Resulullah (aleyhissalatu vesselam)'a verilen kevser yani "hayr-ı kesir"le bu kaydedilenlerin hepsi maksud olabilir, birini tercihe gerek yok. Allahu a'lem.(İbrahim Canan, Kutub-i Sitte Tercüme ve Şerhi, Akçağ Yayınları: 4/411-412.)

                                                                     *

 ÂL-İ MUHAMMED ALEYHİSSELÂM

Resulullah'a okunan salatda sadece Efendimiz'e değil, onun aline de salat ve selam ediyoruz. Acaba al-i Muhammed kimlerdir?

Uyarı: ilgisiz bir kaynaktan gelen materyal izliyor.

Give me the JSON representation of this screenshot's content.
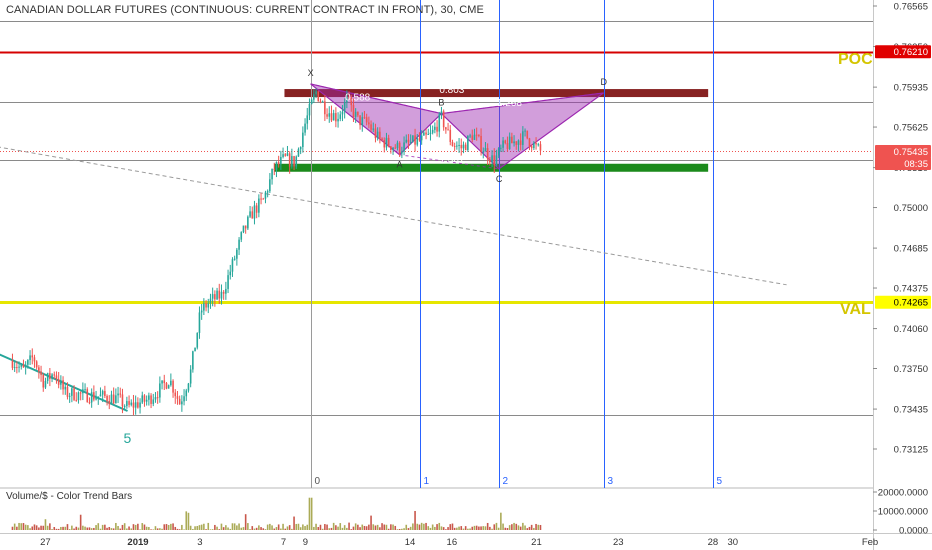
{
  "window": {
    "title": "CANADIAN DOLLAR FUTURES (CONTINUOUS: CURRENT CONTRACT IN FRONT), 30, CME",
    "volume_label": "Volume/$ - Color Trend Bars"
  },
  "colors": {
    "bull": "#26a69a",
    "bear": "#ef5350",
    "pattern": "#9c27b0",
    "poc": "#d50000",
    "val": "#e6e600",
    "level_text": "#d4c500",
    "green_zone": "#1b8a1b",
    "red_zone": "#7a0a0a",
    "cycle_line": "#2962ff"
  },
  "levels": {
    "poc": {
      "label": "POC",
      "price": 0.7621,
      "badge": "0.76210"
    },
    "val": {
      "label": "VAL",
      "price": 0.74265,
      "badge": "0.74265"
    },
    "current": {
      "price": 0.75435,
      "badge": "0.75435",
      "countdown": "08:35"
    },
    "partial_badge": "0.75375"
  },
  "chart_data": {
    "type": "candlestick",
    "title": "CANADIAN DOLLAR FUTURES (CONTINUOUS: CURRENT CONTRACT IN FRONT), 30, CME",
    "interval": "30",
    "price_ticks": [
      "0.76565",
      "0.76250",
      "0.75935",
      "0.75625",
      "0.75310",
      "0.75000",
      "0.74685",
      "0.74375",
      "0.74060",
      "0.73750",
      "0.73435",
      "0.73125"
    ],
    "time_ticks": [
      "27",
      "2019",
      "3",
      "7",
      "9",
      "14",
      "16",
      "21",
      "23",
      "28",
      "30",
      "Feb"
    ],
    "volume_ticks": [
      "20000.0000",
      "10000.0000",
      "0.0000"
    ],
    "price_path": [
      [
        "2018-12-26 00:00",
        0.7381
      ],
      [
        "2018-12-26 12:00",
        0.7373
      ],
      [
        "2018-12-27 00:00",
        0.7384
      ],
      [
        "2018-12-27 12:00",
        0.7364
      ],
      [
        "2018-12-28 00:00",
        0.7372
      ],
      [
        "2018-12-28 12:00",
        0.7356
      ],
      [
        "2018-12-31 00:00",
        0.7352
      ],
      [
        "2018-12-31 12:00",
        0.7345
      ],
      [
        "2019-01-01 00:00",
        0.7348
      ],
      [
        "2019-01-01 12:00",
        0.7351
      ],
      [
        "2019-01-02 00:00",
        0.7358
      ],
      [
        "2019-01-02 12:00",
        0.7367
      ],
      [
        "2019-01-03 00:00",
        0.7348
      ],
      [
        "2019-01-03 12:00",
        0.7371
      ],
      [
        "2019-01-04 00:00",
        0.742
      ],
      [
        "2019-01-04 12:00",
        0.7428
      ],
      [
        "2019-01-05 00:00",
        0.7432
      ],
      [
        "2019-01-05 12:00",
        0.7455
      ],
      [
        "2019-01-06 00:00",
        0.748
      ],
      [
        "2019-01-06 12:00",
        0.7497
      ],
      [
        "2019-01-07 00:00",
        0.7506
      ],
      [
        "2019-01-07 12:00",
        0.753
      ],
      [
        "2019-01-08 00:00",
        0.7538
      ],
      [
        "2019-01-08 12:00",
        0.7535
      ],
      [
        "2019-01-09 00:00",
        0.7566
      ],
      [
        "2019-01-09 12:00",
        0.759
      ],
      [
        "2019-01-10 00:00",
        0.7576
      ],
      [
        "2019-01-10 12:00",
        0.757
      ],
      [
        "2019-01-11 00:00",
        0.7583
      ],
      [
        "2019-01-11 12:00",
        0.7568
      ],
      [
        "2019-01-12 00:00",
        0.7565
      ],
      [
        "2019-01-12 12:00",
        0.7553
      ],
      [
        "2019-01-13 00:00",
        0.7549
      ],
      [
        "2019-01-13 12:00",
        0.7546
      ],
      [
        "2019-01-14 00:00",
        0.755
      ],
      [
        "2019-01-14 12:00",
        0.7552
      ],
      [
        "2019-01-15 00:00",
        0.7556
      ],
      [
        "2019-01-15 12:00",
        0.757
      ],
      [
        "2019-01-16 00:00",
        0.755
      ],
      [
        "2019-01-16 12:00",
        0.7546
      ],
      [
        "2019-01-17 00:00",
        0.7557
      ],
      [
        "2019-01-17 12:00",
        0.7546
      ],
      [
        "2019-01-18 00:00",
        0.7536
      ],
      [
        "2019-01-18 12:00",
        0.7548
      ],
      [
        "2019-01-19 00:00",
        0.7551
      ],
      [
        "2019-01-19 12:00",
        0.7556
      ],
      [
        "2019-01-20 00:00",
        0.7547
      ],
      [
        "2019-01-20 06:00",
        0.75435
      ]
    ],
    "harmonic_pattern": {
      "points": [
        {
          "label": "X",
          "date": "2019-01-09 06:00",
          "price": 0.7596
        },
        {
          "label": "A",
          "date": "2019-01-13 12:00",
          "price": 0.7541
        },
        {
          "label": "B",
          "date": "2019-01-15 12:00",
          "price": 0.7573
        },
        {
          "label": "C",
          "date": "2019-01-18 06:00",
          "price": 0.753
        },
        {
          "label": "D",
          "date": "2019-01-23 06:00",
          "price": 0.7589
        }
      ],
      "ratios": [
        {
          "label": "0.588",
          "date": "2019-01-11 12:00",
          "price": 0.7583
        },
        {
          "label": "0.803",
          "date": "2019-01-16 00:00",
          "price": 0.7589
        },
        {
          "label": "1.268",
          "date": "2019-01-18 18:00",
          "price": 0.7579
        },
        {
          "label": "1.361",
          "date": "2019-01-16 00:00",
          "price": 0.7535
        }
      ]
    },
    "zones": [
      {
        "name": "red",
        "from": "2019-01-08 00:00",
        "to": "2019-01-28 06:00",
        "top": 0.7592,
        "bottom": 0.7586
      },
      {
        "name": "green",
        "from": "2019-01-07 12:00",
        "to": "2019-01-28 06:00",
        "top": 0.7534,
        "bottom": 0.7528
      }
    ],
    "horizontal_lines": [
      0.7645,
      0.7582,
      0.7537,
      0.7339
    ],
    "trend_line_dashed": {
      "from": [
        "2018-12-19 00:00",
        0.7565
      ],
      "to": [
        "2019-02-01 00:00",
        0.744
      ]
    },
    "trend_line_solid": {
      "from": [
        "2018-12-23 00:00",
        0.7403
      ],
      "to": [
        "2018-12-31 12:00",
        0.7342
      ]
    },
    "wave_label": {
      "text": "5",
      "date": "2018-12-31 12:00",
      "price": 0.7328
    },
    "cycle_lines": [
      {
        "label": "0",
        "date": "2019-01-09 06:00"
      },
      {
        "label": "1",
        "date": "2019-01-14 12:00"
      },
      {
        "label": "2",
        "date": "2019-01-18 06:00"
      },
      {
        "label": "3",
        "date": "2019-01-23 06:00"
      },
      {
        "label": "5",
        "date": "2019-01-28 12:00"
      }
    ]
  }
}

* Bu meselede de ulema ihtilaf eder. Bir görüşe göre ehl kelimesinden gelen al kelimesi, aile manasına gelir. Al-i Muhammed deyince bazı alimler Resulullah'ın sadaka haram olan yakınlarını anlamıştır. İmam Şafii ve Cumhur bu görüştedir. Nitekim Resulullah, Hasan İbnu Ali'ye "Biz al-i Muhammed'iz, bize sadaka helal olmaz" buyurmuştur. Aslında bunlar hakkında da ihtilaf edilmiştir.

* Ahmed İbnu Hanbel: "Teşehhüd hadisindeki al-i Muhammed'den murad ehl-i beytidir" demiştir.

* Al-i Muhammed'den muradın Resulullah'ın zevceleri ve zürriyeti olduğu da söylenmiştir. Ancak, bir kısım alimler buna itiraz ederek, al-i Muhammed'e her üçüncü de (yani zevceler, zürriyet ve sadakanın haram edildiği yakınları) girdiğini belirtmişlerdir. Ebu Hüreyre (radıyallahu anh)'den gelen bir rivayet bu üç grubu da al-i Muhammed olarak zikretmiştir. "Öyle ise, hadisi rivayet eden raviler, bunlardan bazısını unutarak zikretmeyi ihmal etmiştir. Çünkü her biri ayrı ayrı rivayetlerde zikredilirler..."

* Bazı rivayetlerde Al-i Muhammed tabiriyle sadece Resulullah'ın zevceleri kastedilmiştir.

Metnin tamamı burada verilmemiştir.